The charging was stopped at the time when the electric capacity of about 20 times the discharge capacity was applied, and the result of measuring the open circuit voltage of the battery was summarized in Table 2.

[0021]

[Table 2] The batteries (A), (D), (E), (F), and (G) exhibited a voltage of 0 V due to the short circuit, and the batteries (B) and (C) exhibited a decrease in voltage due to the soft short circuit.

In the above embodiment, LiCo was used as the positive electrode active material.
Although the case where O ₂ is used has been described, 4 V (vs. Li / L
i ⁺ ) or higher, and a lithium nickel composite oxide or spinel lithium manganese oxide (LiMn ₂ O)
₄ ) etc.

Although graphite was used as the negative electrode, in using the electrolyte of the present invention, the negative electrode active material is not basically limited, and the negative electrode active material used in conventional lithium batteries, for example, metallic lithium, A lithium alloy or the like can be used.

Further, the electrolyte is not fundamentally limited, and those used in conventional organic electrolyte secondary batteries can be used. For example, examples of the organic solvent include cyclic esters such as ethylene carbonate, which are aprotic solvents, and ethers such as tetrahydrofuran and dioxolan, and a single or a mixture of two or more thereof can be used.

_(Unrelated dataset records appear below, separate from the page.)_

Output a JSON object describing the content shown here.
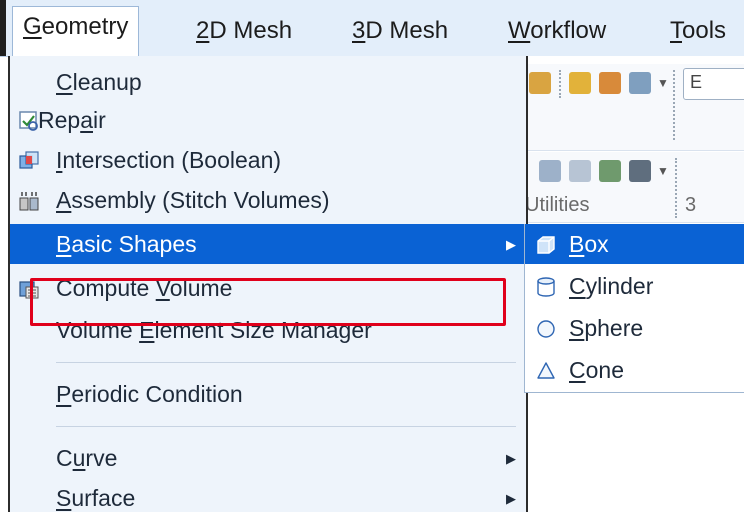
{
  "menubar": {
    "items": [
      {
        "pre": "",
        "u": "G",
        "post": "eometry"
      },
      {
        "pre": "",
        "u": "2",
        "post": "D Mesh"
      },
      {
        "pre": "",
        "u": "3",
        "post": "D Mesh"
      },
      {
        "pre": "",
        "u": "W",
        "post": "orkflow"
      },
      {
        "pre": "",
        "u": "T",
        "post": "ools"
      }
    ]
  },
  "ribbon": {
    "top_box_text": "E",
    "group_label": "Utilities",
    "edge_text": "3"
  },
  "menu": {
    "items": [
      {
        "pre": "",
        "u": "C",
        "post": "leanup",
        "icon": "none"
      },
      {
        "pre": "Rep",
        "u": "a",
        "post": "ir",
        "icon": "repair-icon"
      },
      {
        "pre": "",
        "u": "I",
        "post": "ntersection (Boolean)",
        "icon": "boolean-intersection-icon"
      },
      {
        "pre": "",
        "u": "A",
        "post": "ssembly (Stitch Volumes)",
        "icon": "assembly-icon"
      },
      {
        "pre": "",
        "u": "B",
        "post": "asic Shapes",
        "icon": "none"
      },
      {
        "pre": "Compute ",
        "u": "V",
        "post": "olume",
        "icon": "compute-volume-icon"
      },
      {
        "pre": "Volume ",
        "u": "E",
        "post": "lement Size Manager",
        "icon": "none"
      },
      {
        "pre": "",
        "u": "P",
        "post": "eriodic Condition",
        "icon": "none"
      },
      {
        "pre": "C",
        "u": "u",
        "post": "rve",
        "icon": "none"
      },
      {
        "pre": "",
        "u": "S",
        "post": "urface",
        "icon": "none"
      }
    ]
  },
  "submenu": {
    "items": [
      {
        "pre": "",
        "u": "B",
        "post": "ox",
        "icon": "box-icon"
      },
      {
        "pre": "",
        "u": "C",
        "post": "ylinder",
        "icon": "cylinder-icon"
      },
      {
        "pre": "",
        "u": "S",
        "post": "phere",
        "icon": "sphere-icon"
      },
      {
        "pre": "",
        "u": "C",
        "post": "one",
        "icon": "cone-icon"
      }
    ]
  },
  "colors": {
    "highlight": "#0a62d4",
    "annotation_red": "#e0001b",
    "menu_bg": "#eef4fb"
  }
}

The solute is not fundamentally limited. For example, one or more of lithium perchlorate, lithium hexafluoroarsenate, lithium tetrafluoroborate, lithium trifluoromethanesulfonate and the like can be used.

Although the batteries according to the above embodiments are all coin-shaped batteries, the same effects can be obtained by applying the present invention to cylindrical, square or paper batteries.

As described above, the negative electrode and 4 V (vs. L
i / Li ⁺ ) In a battery including a positive electrode operating at a potential equal to or higher than an electric potential and an organic electrolyte, the safety of the battery in an overcharged state can be ensured by adding austenitic stainless steel powder to the positive electrode. Therefore, an organic electrolyte secondary battery having high energy density, excellent cycle characteristics, and high safety can be supplied at low cost, and its industrial value is great.

[Brief description of the drawings]

FIG. 1 is a diagram showing an internal structure of a button battery which is an example of a non-aqueous electrolyte secondary battery.

[Explanation of symbols]

 DESCRIPTION OF SYMBOLS 1 Battery case 2 Sealing plate 3 Negative electrode 4 Gasket 5 Separator 6 Positive electrode

Claims (1)

(57) [Claims] 1. An anode comprising a negative electrode, a positive electrode operating at a potential of 4 V (vs. Li / Li +) or more, and an organic electrolyte, wherein the positive electrode is a powder to which austenitic stainless steel powder is added. Organic electrolyte secondary battery.